Kaelin, Ratcliffe, and Semenza’s work has led to the development of new drugs that tinker with how the body senses oxygen. For people with anemia, or a low red blood cell count, these drugs could be critical. They trick the body into thinking it’s at the top of Mount Everest – where oxygen is low, which triggers the production of more red blood cells, Kaelin said.
Kaelin didn’t set out to treat anemia. “I’m a cancer biologist and a cancer physician…” but “that’s the way science works,” he said. His team started with an unusual disease, and an interesting question they hoped could become important. Their findings revealed something much broader – an oxygen-sensing pathway used by every multicellular organism on the planet.
The results highlight the importance of allowing scientists the flexibility to follow their own scientific road, even if they can’t predict where it will take them, he said. Instead of narrowly funding specific projects, “I’d rather we take talented, curious people and say, ‘You have an interesting problem – and your nose tells you there’s something to be learned? Go for it,’” he said.

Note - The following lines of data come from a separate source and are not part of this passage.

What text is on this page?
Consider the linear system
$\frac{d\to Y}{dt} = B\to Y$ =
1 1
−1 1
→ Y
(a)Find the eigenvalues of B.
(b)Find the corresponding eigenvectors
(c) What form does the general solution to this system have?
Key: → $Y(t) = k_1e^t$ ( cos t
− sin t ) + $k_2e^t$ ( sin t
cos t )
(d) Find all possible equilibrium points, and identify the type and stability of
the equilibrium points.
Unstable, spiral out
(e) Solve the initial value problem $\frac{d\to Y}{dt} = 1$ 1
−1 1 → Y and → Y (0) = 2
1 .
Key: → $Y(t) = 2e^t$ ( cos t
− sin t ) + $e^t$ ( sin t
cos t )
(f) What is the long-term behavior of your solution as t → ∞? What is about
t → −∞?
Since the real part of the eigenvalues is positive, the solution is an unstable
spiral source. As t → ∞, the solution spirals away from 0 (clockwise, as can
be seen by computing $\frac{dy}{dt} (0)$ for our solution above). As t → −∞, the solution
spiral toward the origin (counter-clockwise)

The three winners will share the 9 million kronor (roughly $1 million) for this year’s prize.
Since 1978, more than two dozen scientists supported by HHMI have won Nobel prizes in Chemistry or Physiology or Medicine. HHMI’s most recent winner was Michael Rosbash, who, in 2017, shared the Physiology or Medicine prize with Jeffrey C. Hall and Michael W. Young for discoveries of molecular mechanisms controlling the circadian rhythm.